Rcs Mediagroup ha ceduto Rcs Libri a Mondadori. Il Cda ha dato il via libera a un'operazione a 127,5 milioni di euro, un prezzo "determinato sulla base di un Enterprise Value pari a 130 milioni e una PFN media (per neutralizzare gli effetti della stagionalità del business) e rettificata (anche includendo il riacquisto delle minorities di Marsilio) pari a -2,5 milioni", spiega il gruppo in una nota diramata nella tarda serata di ieri.
"È un’operazione di cui siamo particolarmente orgogliosi. Un rilevante investimento, da parte di una grande azienda italiana, in un settore nobile e speciale come quello del libro", commenta in una nota Marina Berlusconi, presidente del Gruppo Mondadori.
"La Mondadori, di cui la mia famiglia è l’editore da ormai 25 anni - aggiunge -, torna a crescere e compie un passo cruciale verso una sempre maggiore solidità. Ma quello annunciato ieri sera è anche un investimento sul futuro del nostro Paese e sulla qualità di questo futuro. Le dinamiche del settore spingono in tutto il mondo gli editori ad unire le forze. Un processo che in Italia, dove gli operatori hanno dimensioni molto più piccole rispetto a quelli degli altri principali Paesi, risulta ancora più necessario. L’acquisizione della Rcs Libri va in questa direzione".

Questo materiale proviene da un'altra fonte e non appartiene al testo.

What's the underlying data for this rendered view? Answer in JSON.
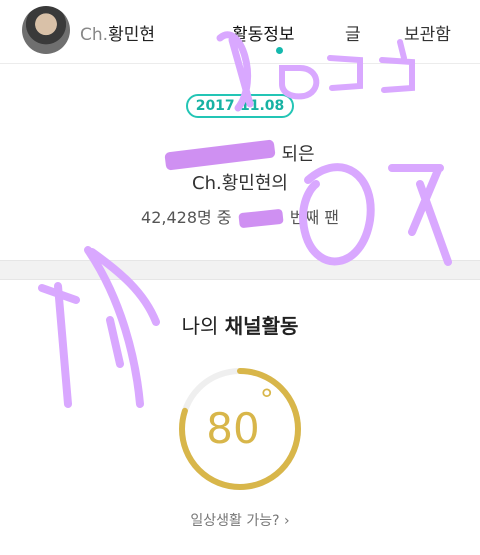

"Una realtà estremamente significativa del nostro panorama librario resterà in questo modo italiana. Un’editoria nazionale più solida e competitiva potrà disporre di maggiori risorse da investire nella qualità, potrà reggere davvero il confronto con i grandi editori stranieri e con protagonisti estremamente aggressivi del calibro di Amazon - conclude Marina Berlusconi -. Siamo consapevoli delle nuove responsabilità che ci assumiamo. E soprattutto siamo determinati a mettere tutto l’impegno necessario per tutelare e valorizzare quel sistema di eccellenze editoriali e culturali di cui la Mondadori si trova al centro".